The outline types are intentionally not included in the IDM crate. There's
literally nothing going on with them other than the type signature, and you're
expected to copy that in your own application. You will also probably want to
implement your own application-specific methods for the type, which will be
easier if you own the type.

## Accepted shapes

| Type             | Vertical value           | Horizontal value |
|------------------|--------------------------|------------------|
| atom             | block, section           | line, word       |
| string head pair | section, line-as-section | -                |
| map head pair    | block                    | -                |
| map              | block                    | -                |
| map element      | section                  | line             |
| struct           | block                    | line             |
| seq              | block                    | line             |

Some types support both vertical (each item on their own line) and horizontal
(every item on one line) values, the rest support only vertical values.

Tuples that read a string in the first position trigger raw mode. Raw mode has
the unique line-as-section parsing mode where it interprets a line as a
section with an empty body. Normally a line is interpreted as the horizontal
variant of a structured type.

## Notes

* Serde's `#[serde(flatten)]` attribute does not work well with IDM if used
  with structs. It switches from struct-like parsing to map-like parsing, and
  stops providing types for values. The result is that all values to the
  flattened struct are provided as strings and won't deserialize correctly. It
  can still be useful for maps that collect string values or structs that have
  string values (or deserialize via strings) for all their fields.

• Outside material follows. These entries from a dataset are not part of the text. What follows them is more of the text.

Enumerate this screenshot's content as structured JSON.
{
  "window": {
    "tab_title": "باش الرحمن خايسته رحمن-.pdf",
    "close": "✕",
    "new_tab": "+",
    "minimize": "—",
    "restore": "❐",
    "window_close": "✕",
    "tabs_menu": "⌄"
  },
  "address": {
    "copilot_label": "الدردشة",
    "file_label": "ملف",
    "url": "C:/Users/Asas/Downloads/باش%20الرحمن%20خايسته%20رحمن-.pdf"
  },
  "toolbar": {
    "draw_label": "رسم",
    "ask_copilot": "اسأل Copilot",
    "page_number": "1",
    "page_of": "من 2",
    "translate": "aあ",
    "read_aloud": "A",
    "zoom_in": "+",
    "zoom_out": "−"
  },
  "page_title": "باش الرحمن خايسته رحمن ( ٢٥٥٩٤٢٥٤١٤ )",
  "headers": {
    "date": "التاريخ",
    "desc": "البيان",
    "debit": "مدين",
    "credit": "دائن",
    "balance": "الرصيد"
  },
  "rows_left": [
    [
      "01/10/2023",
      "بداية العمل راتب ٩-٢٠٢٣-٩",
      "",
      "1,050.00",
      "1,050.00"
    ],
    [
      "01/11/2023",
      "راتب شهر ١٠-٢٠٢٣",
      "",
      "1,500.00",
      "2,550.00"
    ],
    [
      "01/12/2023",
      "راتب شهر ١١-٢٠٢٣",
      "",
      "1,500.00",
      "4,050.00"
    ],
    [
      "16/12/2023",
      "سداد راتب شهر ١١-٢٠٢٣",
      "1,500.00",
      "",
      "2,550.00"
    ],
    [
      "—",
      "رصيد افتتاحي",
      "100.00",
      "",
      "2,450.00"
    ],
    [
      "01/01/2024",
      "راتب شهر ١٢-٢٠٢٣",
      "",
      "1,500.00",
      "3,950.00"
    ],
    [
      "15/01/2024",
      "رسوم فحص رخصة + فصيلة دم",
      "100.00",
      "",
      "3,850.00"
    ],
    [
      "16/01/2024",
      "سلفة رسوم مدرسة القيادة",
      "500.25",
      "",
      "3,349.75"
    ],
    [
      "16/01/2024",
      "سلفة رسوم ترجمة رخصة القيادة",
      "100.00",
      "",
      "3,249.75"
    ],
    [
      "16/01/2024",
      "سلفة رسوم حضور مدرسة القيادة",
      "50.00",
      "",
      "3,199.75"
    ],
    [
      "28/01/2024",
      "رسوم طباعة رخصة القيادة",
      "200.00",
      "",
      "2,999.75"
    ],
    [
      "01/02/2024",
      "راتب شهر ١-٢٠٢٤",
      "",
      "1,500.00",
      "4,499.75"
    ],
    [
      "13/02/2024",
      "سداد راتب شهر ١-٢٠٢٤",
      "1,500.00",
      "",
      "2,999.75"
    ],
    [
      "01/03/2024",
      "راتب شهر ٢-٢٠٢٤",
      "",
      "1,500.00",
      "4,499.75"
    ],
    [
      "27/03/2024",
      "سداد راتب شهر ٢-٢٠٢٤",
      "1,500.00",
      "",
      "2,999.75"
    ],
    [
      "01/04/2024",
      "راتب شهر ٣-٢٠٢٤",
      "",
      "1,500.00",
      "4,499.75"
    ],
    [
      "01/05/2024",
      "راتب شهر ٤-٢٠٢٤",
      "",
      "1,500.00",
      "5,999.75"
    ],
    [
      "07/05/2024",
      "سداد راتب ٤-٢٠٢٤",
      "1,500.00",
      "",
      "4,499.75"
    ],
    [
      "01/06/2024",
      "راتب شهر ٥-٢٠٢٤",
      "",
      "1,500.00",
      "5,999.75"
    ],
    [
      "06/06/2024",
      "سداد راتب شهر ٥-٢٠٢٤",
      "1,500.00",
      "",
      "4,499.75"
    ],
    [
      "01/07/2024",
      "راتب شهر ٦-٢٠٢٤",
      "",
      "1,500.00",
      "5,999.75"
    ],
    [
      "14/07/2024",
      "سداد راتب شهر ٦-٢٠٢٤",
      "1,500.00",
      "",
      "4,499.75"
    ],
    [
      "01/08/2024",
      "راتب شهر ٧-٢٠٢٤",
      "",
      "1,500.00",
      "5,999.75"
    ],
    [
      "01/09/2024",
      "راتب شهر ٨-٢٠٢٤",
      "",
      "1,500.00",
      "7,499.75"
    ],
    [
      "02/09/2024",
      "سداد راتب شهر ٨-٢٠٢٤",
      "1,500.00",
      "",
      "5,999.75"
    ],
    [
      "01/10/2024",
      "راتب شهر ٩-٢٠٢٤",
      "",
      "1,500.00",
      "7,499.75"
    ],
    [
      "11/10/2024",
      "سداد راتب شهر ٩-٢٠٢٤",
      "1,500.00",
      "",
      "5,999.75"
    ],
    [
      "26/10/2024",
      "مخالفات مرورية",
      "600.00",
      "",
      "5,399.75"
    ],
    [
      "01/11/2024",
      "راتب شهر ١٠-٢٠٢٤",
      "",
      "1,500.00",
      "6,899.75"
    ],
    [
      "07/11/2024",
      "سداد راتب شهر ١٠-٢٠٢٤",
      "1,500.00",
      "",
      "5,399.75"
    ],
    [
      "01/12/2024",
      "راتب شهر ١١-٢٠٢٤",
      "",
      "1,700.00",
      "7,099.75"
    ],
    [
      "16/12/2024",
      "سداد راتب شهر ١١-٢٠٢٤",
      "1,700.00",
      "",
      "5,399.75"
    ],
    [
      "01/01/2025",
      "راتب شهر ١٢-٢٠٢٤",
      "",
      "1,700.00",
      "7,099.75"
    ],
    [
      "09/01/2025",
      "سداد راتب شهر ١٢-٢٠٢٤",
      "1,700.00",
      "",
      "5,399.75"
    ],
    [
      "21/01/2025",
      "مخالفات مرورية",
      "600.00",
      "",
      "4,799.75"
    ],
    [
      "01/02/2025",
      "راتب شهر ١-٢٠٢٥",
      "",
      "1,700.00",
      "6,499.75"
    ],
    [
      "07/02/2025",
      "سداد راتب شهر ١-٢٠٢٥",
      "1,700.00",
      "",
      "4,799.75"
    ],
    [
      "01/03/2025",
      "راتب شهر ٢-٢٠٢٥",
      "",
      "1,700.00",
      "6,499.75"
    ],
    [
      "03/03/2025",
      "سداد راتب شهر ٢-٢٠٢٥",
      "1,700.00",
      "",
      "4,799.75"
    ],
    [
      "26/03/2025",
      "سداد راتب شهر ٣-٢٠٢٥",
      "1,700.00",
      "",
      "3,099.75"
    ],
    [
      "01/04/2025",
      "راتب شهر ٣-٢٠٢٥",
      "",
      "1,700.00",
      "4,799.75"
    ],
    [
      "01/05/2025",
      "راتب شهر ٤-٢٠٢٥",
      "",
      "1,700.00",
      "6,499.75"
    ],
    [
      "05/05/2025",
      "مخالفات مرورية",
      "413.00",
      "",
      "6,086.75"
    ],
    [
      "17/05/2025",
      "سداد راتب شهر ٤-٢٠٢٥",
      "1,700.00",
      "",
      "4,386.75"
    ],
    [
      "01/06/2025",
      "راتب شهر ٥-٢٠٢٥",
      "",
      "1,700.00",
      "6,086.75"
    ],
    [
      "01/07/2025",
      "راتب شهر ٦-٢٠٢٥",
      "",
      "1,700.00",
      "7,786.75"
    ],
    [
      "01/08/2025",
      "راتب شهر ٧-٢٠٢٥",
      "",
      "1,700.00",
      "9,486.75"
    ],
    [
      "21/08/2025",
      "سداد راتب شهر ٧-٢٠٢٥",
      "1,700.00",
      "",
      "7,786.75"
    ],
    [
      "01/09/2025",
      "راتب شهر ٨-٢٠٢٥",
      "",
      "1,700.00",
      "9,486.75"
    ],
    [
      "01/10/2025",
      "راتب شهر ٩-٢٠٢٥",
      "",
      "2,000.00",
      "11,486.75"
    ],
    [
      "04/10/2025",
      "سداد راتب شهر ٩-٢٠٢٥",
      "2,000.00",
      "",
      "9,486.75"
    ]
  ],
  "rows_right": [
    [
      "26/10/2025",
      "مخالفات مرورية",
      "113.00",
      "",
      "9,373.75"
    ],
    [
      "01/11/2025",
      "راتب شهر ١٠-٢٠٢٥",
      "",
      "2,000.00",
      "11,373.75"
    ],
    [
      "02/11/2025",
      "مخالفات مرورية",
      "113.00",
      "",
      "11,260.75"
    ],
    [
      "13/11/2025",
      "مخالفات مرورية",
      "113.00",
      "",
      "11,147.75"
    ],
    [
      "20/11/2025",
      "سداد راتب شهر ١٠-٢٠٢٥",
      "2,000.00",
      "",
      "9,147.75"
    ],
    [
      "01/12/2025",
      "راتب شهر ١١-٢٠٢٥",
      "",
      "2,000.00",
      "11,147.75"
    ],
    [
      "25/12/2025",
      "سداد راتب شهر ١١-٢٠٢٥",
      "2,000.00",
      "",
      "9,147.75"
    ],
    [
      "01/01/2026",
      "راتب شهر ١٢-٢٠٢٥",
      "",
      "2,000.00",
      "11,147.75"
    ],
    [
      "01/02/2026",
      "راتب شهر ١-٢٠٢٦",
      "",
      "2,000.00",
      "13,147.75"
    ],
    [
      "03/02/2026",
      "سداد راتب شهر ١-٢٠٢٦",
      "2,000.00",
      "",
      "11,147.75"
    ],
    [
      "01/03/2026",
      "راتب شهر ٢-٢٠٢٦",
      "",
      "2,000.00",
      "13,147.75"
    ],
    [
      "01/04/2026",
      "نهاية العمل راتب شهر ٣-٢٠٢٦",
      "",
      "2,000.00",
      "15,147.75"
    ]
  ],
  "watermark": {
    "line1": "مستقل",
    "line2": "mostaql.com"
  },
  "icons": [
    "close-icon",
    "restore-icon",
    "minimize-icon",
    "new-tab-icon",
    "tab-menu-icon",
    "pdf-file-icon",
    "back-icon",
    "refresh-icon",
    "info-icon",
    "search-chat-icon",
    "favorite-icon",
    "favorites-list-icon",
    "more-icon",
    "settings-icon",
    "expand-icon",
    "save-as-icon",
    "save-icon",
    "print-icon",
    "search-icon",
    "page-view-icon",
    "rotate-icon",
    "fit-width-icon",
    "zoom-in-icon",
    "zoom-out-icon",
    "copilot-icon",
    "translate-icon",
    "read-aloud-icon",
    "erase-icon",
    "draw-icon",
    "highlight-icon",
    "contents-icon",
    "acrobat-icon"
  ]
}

* A structural pair where the first half is a colon-indented struct or map
  can't have the second half also be a struct or a map. Due to how the second
  half is fused in the first, the second map cannot be syntactically
  distinguished from the first.

* To set up the locally versioned githooks, do

```notrust
git config --local core.hooksPath githooks/
```

## License

IDM is dual-licensed under Apache-2.0 and MIT.